Setelah hampir 1,5 jam, akhirnya saya sampai juga di Pulau Pelangi. Begitu kami semua turun dan menuju resepsionis resor, kami langsung disuguhi dengan air kelapa yang cukup menyegarkan kepala karena saking cerahnya, kami juga merasa mataharinya terlalu terik.
Pulau Pelangi adalah sebuah pulau resor seluas 12 ha dengan jarak 60 km dari Pantai Mutiara, Jakarta dan terletak di sebelah timur Pulau Putri. Pulau ini memiliki vegerasi yang rimbun dan pasir putih di sekeliling pantainya. Dari pantainya, kami bisa melihat pulau Putri dan pulau Sepa di sebelah baratnya. Sedangkan pulau Bira terletak di sebelah selatan pulau ini. Di pulau ini, terdapat 9 bungalow tipe Tulip, 12 bungalow tipe Jasmine, 8 Bungalow tipe Bougenville,dan 1 Bungalow tipe Edelweis.
Tanpa mau membuang waktu, kami semua ( 8 orang diver dan 1 orang non diver yaitu istri saya ) langsung pergi ke kamar masing – masing untuk ganti baju dan bersiap untuk penyelaman pertama. Setelah mempersiapkan segala peralatan dan dimasukkan ke boat, kami berangkat menuju ke Pulau Matahari, sekitar 30 menit perjalanan memakai boat kecil ke arah Barat.
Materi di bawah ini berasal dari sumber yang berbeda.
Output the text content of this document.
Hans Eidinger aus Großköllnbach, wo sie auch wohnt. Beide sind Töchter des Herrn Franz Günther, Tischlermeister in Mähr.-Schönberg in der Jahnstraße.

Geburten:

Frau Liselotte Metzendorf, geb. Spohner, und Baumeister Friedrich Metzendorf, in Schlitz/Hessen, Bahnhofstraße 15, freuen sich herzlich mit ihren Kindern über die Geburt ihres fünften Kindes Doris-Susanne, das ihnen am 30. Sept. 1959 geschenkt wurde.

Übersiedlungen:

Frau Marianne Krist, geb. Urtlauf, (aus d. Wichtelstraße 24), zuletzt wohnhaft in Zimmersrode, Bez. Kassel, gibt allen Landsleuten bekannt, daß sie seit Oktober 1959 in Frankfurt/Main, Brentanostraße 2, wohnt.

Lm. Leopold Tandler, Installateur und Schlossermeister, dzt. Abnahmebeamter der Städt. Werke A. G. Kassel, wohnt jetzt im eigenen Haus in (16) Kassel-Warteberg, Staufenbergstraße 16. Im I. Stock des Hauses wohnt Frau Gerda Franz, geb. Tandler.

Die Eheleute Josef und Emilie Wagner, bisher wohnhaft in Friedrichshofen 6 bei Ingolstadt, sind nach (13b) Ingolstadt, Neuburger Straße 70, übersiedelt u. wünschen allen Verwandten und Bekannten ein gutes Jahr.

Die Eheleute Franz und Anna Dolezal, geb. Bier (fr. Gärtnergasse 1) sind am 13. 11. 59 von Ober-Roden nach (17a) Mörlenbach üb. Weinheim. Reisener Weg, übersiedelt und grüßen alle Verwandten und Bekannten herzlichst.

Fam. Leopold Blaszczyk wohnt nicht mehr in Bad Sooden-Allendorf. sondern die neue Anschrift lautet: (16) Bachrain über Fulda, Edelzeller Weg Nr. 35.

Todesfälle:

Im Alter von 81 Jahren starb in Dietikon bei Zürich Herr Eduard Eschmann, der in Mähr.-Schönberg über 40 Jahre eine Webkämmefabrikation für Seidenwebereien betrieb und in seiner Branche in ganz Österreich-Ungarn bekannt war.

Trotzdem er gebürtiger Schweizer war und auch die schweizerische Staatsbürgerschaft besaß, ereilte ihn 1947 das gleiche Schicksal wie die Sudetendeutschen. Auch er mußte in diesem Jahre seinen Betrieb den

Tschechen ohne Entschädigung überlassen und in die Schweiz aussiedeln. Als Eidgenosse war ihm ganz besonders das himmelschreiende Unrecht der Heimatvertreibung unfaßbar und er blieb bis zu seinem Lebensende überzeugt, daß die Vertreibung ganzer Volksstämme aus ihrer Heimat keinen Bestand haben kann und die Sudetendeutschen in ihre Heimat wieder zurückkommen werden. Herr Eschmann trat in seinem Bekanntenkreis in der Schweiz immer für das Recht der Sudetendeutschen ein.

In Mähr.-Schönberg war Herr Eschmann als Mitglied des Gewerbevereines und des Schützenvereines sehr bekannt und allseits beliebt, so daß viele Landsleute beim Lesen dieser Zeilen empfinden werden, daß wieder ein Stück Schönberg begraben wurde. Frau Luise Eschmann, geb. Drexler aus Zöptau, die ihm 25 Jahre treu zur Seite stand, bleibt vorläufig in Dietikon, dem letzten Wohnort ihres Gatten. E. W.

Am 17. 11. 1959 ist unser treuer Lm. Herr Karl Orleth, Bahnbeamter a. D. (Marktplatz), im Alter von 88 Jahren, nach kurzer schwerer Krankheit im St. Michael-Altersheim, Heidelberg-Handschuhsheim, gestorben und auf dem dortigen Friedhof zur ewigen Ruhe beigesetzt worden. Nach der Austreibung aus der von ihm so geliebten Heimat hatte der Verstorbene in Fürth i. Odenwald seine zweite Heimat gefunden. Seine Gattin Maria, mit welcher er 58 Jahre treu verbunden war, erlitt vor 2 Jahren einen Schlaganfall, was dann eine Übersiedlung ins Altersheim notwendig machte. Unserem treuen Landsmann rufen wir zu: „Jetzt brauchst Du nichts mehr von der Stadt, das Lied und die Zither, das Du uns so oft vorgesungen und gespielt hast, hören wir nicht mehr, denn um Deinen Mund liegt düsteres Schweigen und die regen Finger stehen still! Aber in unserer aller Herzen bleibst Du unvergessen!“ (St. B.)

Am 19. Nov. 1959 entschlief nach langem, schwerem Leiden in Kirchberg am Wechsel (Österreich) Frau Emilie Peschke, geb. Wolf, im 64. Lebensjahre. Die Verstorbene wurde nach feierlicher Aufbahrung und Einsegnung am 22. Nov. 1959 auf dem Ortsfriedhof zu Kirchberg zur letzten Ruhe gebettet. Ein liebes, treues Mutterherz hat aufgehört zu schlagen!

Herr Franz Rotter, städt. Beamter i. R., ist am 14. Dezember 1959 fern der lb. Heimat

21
Penyelaman pertama dilakukan di dekat dermaga bagian belakang pulau Matahari. Setelah briefing oleh dive master dan “bagi – bagi” buddies, kami langsung turun ke air. Titik penyelaman disini berupa slope yang sedikit terjal yang ketika kami menyelam, visibilitas sekitar sejauh 8 m. Semakin ke dalam ( kedalaman maksimum menyelam saya tercata sedalam 28,9 m ), gugusan coral makin sepi,lebih banyak rubble atau patahan – patahan karang yang berserakan. Gugusan coral yang rapat dan tebal malah terdapat di kedalaman sekitar 5-7 m.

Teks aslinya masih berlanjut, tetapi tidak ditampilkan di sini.